Hongmei Lu Editor & Author

Yanliu Lin is an Associate Professor of Spatial Planning and Digitalization in the Department of Human Geography and Spatial Planning at Utrecht University. Her research focuses on collaborative planning, digital planning, and planning support science for sustainable urban futures. She examines how digital technologies (e.g., planning support systems, social media, artificial intelligence, and digital twins) interact with urban governance and planning processes across diverse institutional and local contexts. She is the principal investigator of the European Research Council (ERC) Starting Grant project on collaborative planning in China (CoChina). She has served as a lead guest editor for two special issues: Digital Planning for Sustainable Urban Future in Computers, Environment and Urban Systems, and Collaborative Planning in the Digital Era in Planning Practice & Research. She has also co-edited two books: Smart Governance and New Forms of Collaborative Planning (The Commercial Press, 2022) and Village in the City: Asian Variations of Urbanisms of Inclusion (Park Books, 2014).

Hongmei Lu is currently a researcher at the Institute for Environmental Studies (IVM) at Vrije Universiteit Amsterdam. She holds a PhD in Environmental Policy from Michigan Technological University, and her dissertation was nominated for the 2021 CGS/ProQuest Distinguished Dissertation Award.
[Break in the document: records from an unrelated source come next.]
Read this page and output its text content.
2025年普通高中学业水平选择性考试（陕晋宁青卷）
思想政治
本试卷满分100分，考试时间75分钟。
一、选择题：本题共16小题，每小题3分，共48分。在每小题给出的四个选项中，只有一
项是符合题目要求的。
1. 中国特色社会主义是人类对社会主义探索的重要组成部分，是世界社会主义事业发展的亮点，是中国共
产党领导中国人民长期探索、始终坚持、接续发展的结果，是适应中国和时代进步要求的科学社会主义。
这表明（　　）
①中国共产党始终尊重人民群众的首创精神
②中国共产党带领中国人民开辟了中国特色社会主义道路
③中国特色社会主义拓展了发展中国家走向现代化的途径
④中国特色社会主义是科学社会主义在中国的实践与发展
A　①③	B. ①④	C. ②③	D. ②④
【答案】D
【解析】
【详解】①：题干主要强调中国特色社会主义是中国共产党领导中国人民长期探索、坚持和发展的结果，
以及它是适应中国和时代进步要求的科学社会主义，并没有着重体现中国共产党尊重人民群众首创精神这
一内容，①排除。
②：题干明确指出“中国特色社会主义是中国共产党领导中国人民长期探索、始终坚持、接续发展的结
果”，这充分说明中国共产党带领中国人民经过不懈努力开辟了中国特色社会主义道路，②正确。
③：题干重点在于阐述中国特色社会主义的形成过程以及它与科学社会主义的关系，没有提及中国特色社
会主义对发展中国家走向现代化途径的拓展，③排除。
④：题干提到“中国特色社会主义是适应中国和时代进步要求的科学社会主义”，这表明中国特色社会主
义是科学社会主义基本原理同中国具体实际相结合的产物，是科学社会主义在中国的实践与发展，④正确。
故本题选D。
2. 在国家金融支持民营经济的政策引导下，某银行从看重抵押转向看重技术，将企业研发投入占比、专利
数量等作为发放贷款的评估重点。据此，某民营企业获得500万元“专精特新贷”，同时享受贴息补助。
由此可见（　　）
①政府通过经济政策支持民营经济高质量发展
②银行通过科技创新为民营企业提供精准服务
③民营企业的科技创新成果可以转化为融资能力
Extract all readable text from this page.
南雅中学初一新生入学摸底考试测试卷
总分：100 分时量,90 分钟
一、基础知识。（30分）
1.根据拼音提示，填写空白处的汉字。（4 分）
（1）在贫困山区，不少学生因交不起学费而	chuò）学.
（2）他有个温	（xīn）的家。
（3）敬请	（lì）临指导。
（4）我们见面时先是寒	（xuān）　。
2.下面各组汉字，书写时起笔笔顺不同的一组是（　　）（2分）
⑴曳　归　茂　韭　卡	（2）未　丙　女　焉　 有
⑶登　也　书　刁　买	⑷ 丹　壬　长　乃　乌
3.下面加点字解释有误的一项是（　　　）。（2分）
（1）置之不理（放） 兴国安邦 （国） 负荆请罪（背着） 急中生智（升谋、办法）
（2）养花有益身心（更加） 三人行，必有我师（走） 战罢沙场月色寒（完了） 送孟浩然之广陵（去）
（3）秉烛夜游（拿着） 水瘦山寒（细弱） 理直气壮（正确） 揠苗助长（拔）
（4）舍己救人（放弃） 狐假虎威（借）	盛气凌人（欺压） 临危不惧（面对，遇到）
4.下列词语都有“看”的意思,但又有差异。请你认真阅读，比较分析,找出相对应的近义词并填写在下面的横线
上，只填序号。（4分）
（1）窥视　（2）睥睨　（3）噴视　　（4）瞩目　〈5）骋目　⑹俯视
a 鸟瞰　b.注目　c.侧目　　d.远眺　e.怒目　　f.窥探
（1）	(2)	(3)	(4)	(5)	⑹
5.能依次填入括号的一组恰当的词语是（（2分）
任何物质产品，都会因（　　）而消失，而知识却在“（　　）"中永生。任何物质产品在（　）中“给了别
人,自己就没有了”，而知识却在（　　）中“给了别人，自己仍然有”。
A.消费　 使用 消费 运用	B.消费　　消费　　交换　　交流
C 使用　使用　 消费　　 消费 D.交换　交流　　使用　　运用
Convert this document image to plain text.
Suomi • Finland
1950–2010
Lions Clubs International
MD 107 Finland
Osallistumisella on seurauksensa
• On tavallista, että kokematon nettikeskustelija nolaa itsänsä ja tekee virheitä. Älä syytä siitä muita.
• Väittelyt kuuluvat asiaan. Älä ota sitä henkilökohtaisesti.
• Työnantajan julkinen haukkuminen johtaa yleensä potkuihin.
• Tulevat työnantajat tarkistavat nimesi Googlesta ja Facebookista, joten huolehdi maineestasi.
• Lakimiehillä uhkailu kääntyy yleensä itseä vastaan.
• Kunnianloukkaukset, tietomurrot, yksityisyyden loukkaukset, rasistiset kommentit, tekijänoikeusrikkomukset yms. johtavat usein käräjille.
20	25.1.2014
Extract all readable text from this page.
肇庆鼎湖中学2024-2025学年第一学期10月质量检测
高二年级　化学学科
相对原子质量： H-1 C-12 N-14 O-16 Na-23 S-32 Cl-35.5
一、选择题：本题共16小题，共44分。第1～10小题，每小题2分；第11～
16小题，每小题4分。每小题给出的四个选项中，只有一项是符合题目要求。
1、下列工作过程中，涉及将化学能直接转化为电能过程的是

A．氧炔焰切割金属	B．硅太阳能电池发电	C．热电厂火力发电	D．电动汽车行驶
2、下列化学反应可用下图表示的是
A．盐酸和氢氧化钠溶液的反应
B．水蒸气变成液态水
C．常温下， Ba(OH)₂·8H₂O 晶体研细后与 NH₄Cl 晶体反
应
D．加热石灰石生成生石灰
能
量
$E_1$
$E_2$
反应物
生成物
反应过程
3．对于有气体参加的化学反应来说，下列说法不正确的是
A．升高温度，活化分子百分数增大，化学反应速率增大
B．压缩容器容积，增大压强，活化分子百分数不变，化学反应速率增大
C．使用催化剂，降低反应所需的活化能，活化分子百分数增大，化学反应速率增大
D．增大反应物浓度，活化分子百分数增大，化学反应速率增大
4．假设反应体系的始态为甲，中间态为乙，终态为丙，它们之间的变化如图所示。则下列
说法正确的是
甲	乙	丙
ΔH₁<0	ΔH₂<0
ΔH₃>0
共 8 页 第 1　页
Her research focuses on digitally enabled environmental policy and planning, as well as collaborative governance, with a thematic emphasis on nature-based sustainability. She contributes to the European Research Council (ERC) Starting Grant project on collaborative planning in China (CoChina), where she studies digital participation in shaping public spheres and collaborative governance. In addition to her academic work, she is also active in community-engaged research. Her research examines the practice of nature-based solutions through a comparative lens, including cases such as the implementation of green roof policies in metropolitan Shanghai, China’s Sponge City program, local food systems in Michigan, and urban green spaces in the Netherlands.